Customer: replied 6 years ago.
Thinking of my future is why I decided I cannot have one with him. I honestly don't see him being a part of my life as we get older. My adult children do not like him and want nothing to do with him. One of my fears of staying with him is that when they start having children I will not be able to be a huge part of their lives like I am now. They have both stated that they will not visit his house again.

How do I tell this man that yes, I loved him, still love him to some extent, but even though we had a wonderful life, after he was so mean I just clicked off? I just can't seem to find the words to describe how I feel, but I just can't live with him anymore. What do I say to him without backpeddling like I usually do to try not to hurt him so much?

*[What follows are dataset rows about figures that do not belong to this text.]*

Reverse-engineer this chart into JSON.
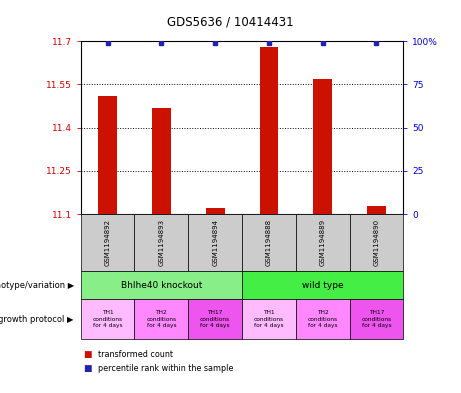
{
  "title": "GDS5636 / 10414431",
  "samples": [
    "GSM1194892",
    "GSM1194893",
    "GSM1194894",
    "GSM1194888",
    "GSM1194889",
    "GSM1194890"
  ],
  "bar_values": [
    11.51,
    11.47,
    11.12,
    11.68,
    11.57,
    11.13
  ],
  "ylim_left": [
    11.1,
    11.7
  ],
  "yticks_left": [
    11.1,
    11.25,
    11.4,
    11.55,
    11.7
  ],
  "ytick_labels_left": [
    "11.1",
    "11.25",
    "11.4",
    "11.55",
    "11.7"
  ],
  "yticks_right": [
    0,
    25,
    50,
    75,
    100
  ],
  "ytick_labels_right": [
    "0",
    "25",
    "50",
    "75",
    "100%"
  ],
  "bar_color": "#cc1100",
  "dot_color": "#2222aa",
  "genotype_groups": [
    {
      "label": "Bhlhe40 knockout",
      "color": "#88ee88",
      "start": 0,
      "end": 3
    },
    {
      "label": "wild type",
      "color": "#44ee44",
      "start": 3,
      "end": 6
    }
  ],
  "growth_protocol_colors": [
    "#ffbbff",
    "#ff88ff",
    "#ee55ee",
    "#ffbbff",
    "#ff88ff",
    "#ee55ee"
  ],
  "growth_protocol_labels": [
    "TH1\nconditions\nfor 4 days",
    "TH2\nconditions\nfor 4 days",
    "TH17\nconditions\nfor 4 days",
    "TH1\nconditions\nfor 4 days",
    "TH2\nconditions\nfor 4 days",
    "TH17\nconditions\nfor 4 days"
  ],
  "left_axis_color": "#cc0000",
  "right_axis_color": "#0000cc",
  "grid_color": "black",
  "sample_bg_color": "#cccccc"
}
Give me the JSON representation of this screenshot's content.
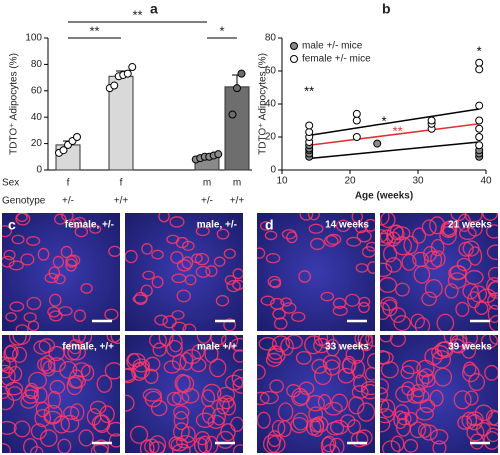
{
  "panel_labels": [
    "a",
    "b",
    "c",
    "d"
  ],
  "chart_data": [
    {
      "type": "bar",
      "y_label": "TDTO⁺ Adipocytes (%)",
      "row_labels": [
        "Sex",
        "Genotype"
      ],
      "categories": [
        "f",
        "f",
        "m",
        "m"
      ],
      "genotypes": [
        "+/-",
        "+/+",
        "+/-",
        "+/+"
      ],
      "values": [
        19,
        71,
        10,
        63
      ],
      "errors": [
        3,
        4,
        2,
        9
      ],
      "colors": [
        "#d9d9d9",
        "#d9d9d9",
        "#8a8a8a",
        "#6e6e6e"
      ],
      "point_colors": [
        "#ffffff",
        "#ffffff",
        "#8a8a8a",
        "#6e6e6e"
      ],
      "points": [
        [
          13,
          15,
          19,
          22,
          25
        ],
        [
          62,
          64,
          71,
          72,
          73,
          78
        ],
        [
          8,
          9,
          10,
          10,
          11,
          12
        ],
        [
          42,
          62,
          73
        ]
      ],
      "significance": [
        "**",
        "**",
        "*"
      ],
      "ylim": [
        0,
        100
      ],
      "yticks": [
        0,
        20,
        40,
        60,
        80,
        100
      ]
    },
    {
      "type": "scatter",
      "y_label": "TDTO⁺ Adipocytes (%)",
      "x_label": "Age (weeks)",
      "xlim": [
        10,
        40
      ],
      "xticks": [
        10,
        20,
        30,
        40
      ],
      "ylim": [
        0,
        80
      ],
      "yticks": [
        0,
        20,
        40,
        60,
        80
      ],
      "series": [
        {
          "name": "male +/- mice",
          "color": "#8a8a8a",
          "x": [
            14,
            14,
            14,
            14,
            14,
            24,
            39,
            39,
            39
          ],
          "values": [
            8,
            10,
            12,
            13,
            15,
            16,
            8,
            10,
            12
          ]
        },
        {
          "name": "female +/- mice",
          "color": "#ffffff",
          "x": [
            14,
            14,
            14,
            14,
            21,
            21,
            21,
            32,
            32,
            32,
            39,
            39,
            39,
            39,
            39,
            39,
            39
          ],
          "values": [
            17,
            20,
            23,
            27,
            20,
            30,
            34,
            25,
            28,
            30,
            65,
            61,
            39,
            30,
            25,
            20,
            15
          ]
        }
      ],
      "lines": [
        {
          "color": "#000000",
          "x": [
            14,
            39
          ],
          "values": [
            21,
            37
          ]
        },
        {
          "color": "#e03030",
          "x": [
            14,
            39
          ],
          "values": [
            15,
            28
          ]
        },
        {
          "color": "#000000",
          "x": [
            14,
            39
          ],
          "values": [
            7,
            17
          ]
        }
      ],
      "annotations": [
        {
          "text": "**",
          "color": "#000000"
        },
        {
          "text": "*",
          "color": "#000000"
        },
        {
          "text": "**",
          "color": "#e03030"
        },
        {
          "text": "*",
          "color": "#000000"
        }
      ]
    }
  ],
  "micrographs": [
    {
      "label": "female, +/-"
    },
    {
      "label": "male, +/-"
    },
    {
      "label": "female, +/+"
    },
    {
      "label": "male +/+"
    },
    {
      "label": "14 weeks"
    },
    {
      "label": "21 weeks"
    },
    {
      "label": "33 weeks"
    },
    {
      "label": "39 weeks"
    }
  ]
}
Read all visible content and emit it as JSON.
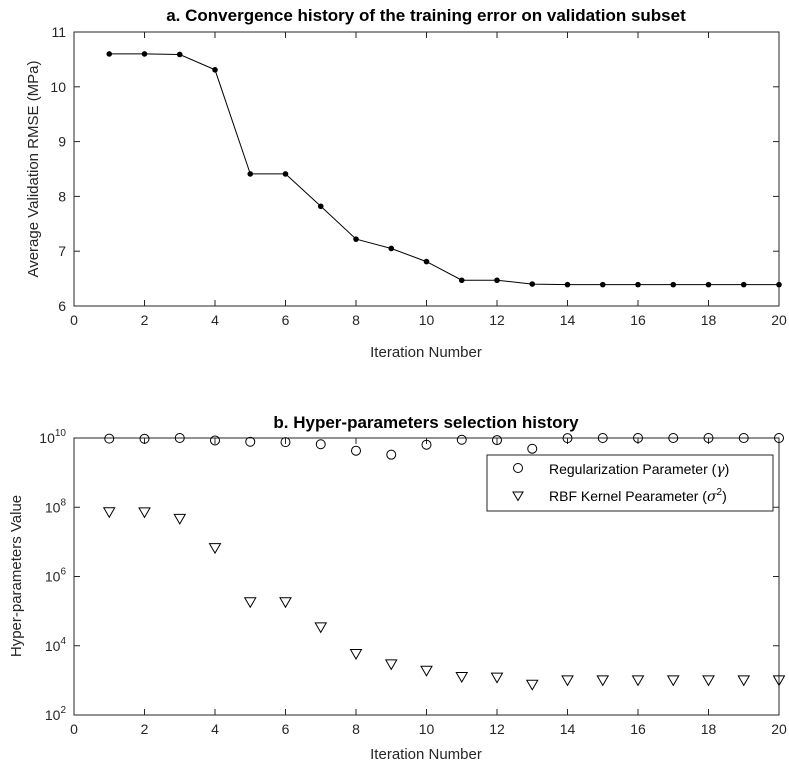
{
  "figure": {
    "background_color": "#ffffff",
    "axis_color": "#262626",
    "marker_color": "#000000"
  },
  "chart_data": [
    {
      "type": "line",
      "title": "a. Convergence history of the training error on validation subset",
      "xlabel": "Iteration Number",
      "ylabel": "Average Validation RMSE (MPa)",
      "xlim": [
        0,
        20
      ],
      "ylim": [
        6,
        11
      ],
      "x_ticks": [
        0,
        2,
        4,
        6,
        8,
        10,
        12,
        14,
        16,
        18,
        20
      ],
      "x_tick_labels": [
        "0",
        "2",
        "4",
        "6",
        "8",
        "10",
        "12",
        "14",
        "16",
        "18",
        "20"
      ],
      "y_ticks": [
        6,
        7,
        8,
        9,
        10,
        11
      ],
      "y_tick_labels": [
        "6",
        "7",
        "8",
        "9",
        "10",
        "11"
      ],
      "grid": false,
      "marker": "filled-circle",
      "series": [
        {
          "x": [
            1,
            2,
            3,
            4,
            5,
            6,
            7,
            8,
            9,
            10,
            11,
            12,
            13,
            14,
            15,
            16,
            17,
            18,
            19,
            20
          ],
          "values": [
            10.6,
            10.6,
            10.59,
            10.31,
            8.41,
            8.41,
            7.82,
            7.22,
            7.05,
            6.81,
            6.47,
            6.47,
            6.4,
            6.39,
            6.39,
            6.39,
            6.39,
            6.39,
            6.39,
            6.39
          ]
        }
      ]
    },
    {
      "type": "scatter",
      "title": "b. Hyper-parameters selection history",
      "xlabel": "Iteration Number",
      "ylabel": "Hyper-parameters Value",
      "y_scale": "log",
      "xlim": [
        0,
        20
      ],
      "ylim": [
        100,
        10000000000
      ],
      "x_ticks": [
        0,
        2,
        4,
        6,
        8,
        10,
        12,
        14,
        16,
        18,
        20
      ],
      "x_tick_labels": [
        "0",
        "2",
        "4",
        "6",
        "8",
        "10",
        "12",
        "14",
        "16",
        "18",
        "20"
      ],
      "y_ticks": [
        100,
        10000,
        1000000,
        100000000,
        10000000000
      ],
      "y_tick_labels": [
        {
          "base": "10",
          "exp": "2"
        },
        {
          "base": "10",
          "exp": "4"
        },
        {
          "base": "10",
          "exp": "6"
        },
        {
          "base": "10",
          "exp": "8"
        },
        {
          "base": "10",
          "exp": "10"
        }
      ],
      "grid": false,
      "legend_position": "top-right",
      "series": [
        {
          "name": "Regularization Parameter (γ)",
          "legend": {
            "text": "Regularization Parameter (",
            "symbol": "γ",
            "close": ")"
          },
          "marker": "open-circle",
          "x": [
            1,
            2,
            3,
            4,
            5,
            6,
            7,
            8,
            9,
            10,
            11,
            12,
            13,
            14,
            15,
            16,
            17,
            18,
            19,
            20
          ],
          "values": [
            9600000000,
            9500000000,
            10000000000,
            8500000000,
            7800000000,
            7600000000,
            6600000000,
            4300000000,
            3300000000,
            6400000000,
            8900000000,
            8700000000,
            4900000000,
            9900000000,
            10000000000,
            10000000000,
            10000000000,
            10000000000,
            10000000000,
            10000000000
          ]
        },
        {
          "name": "RBF Kernel Pearameter (σ²)",
          "legend": {
            "text": "RBF Kernel Pearameter (",
            "symbol": "σ",
            "sup": "2",
            "close": ")"
          },
          "marker": "open-triangle-down",
          "x": [
            1,
            2,
            3,
            4,
            5,
            6,
            7,
            8,
            9,
            10,
            11,
            12,
            13,
            14,
            15,
            16,
            17,
            18,
            19,
            20
          ],
          "values": [
            72000000,
            71000000,
            46000000,
            6600000,
            180000,
            180000,
            34000,
            5800,
            2900,
            1900,
            1250,
            1200,
            750,
            1000,
            1000,
            1000,
            1000,
            1000,
            1000,
            1000
          ]
        }
      ]
    }
  ]
}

Expert:  Dear Debra replied 6 years ago.
Your children do not get along with him and made it clear they will not be visiting. This must be something that is a huge problem for you. You love this man, but you can not see a future with him anymore. It is very important that your childes like who you are with because it can be difficult. But I want you to think about how you would feel if your children loved him. Would this change how you feel? You feel like you can't describe how you feel, but you know that you can no longer live with him. Can you see yourself living in different places and dating?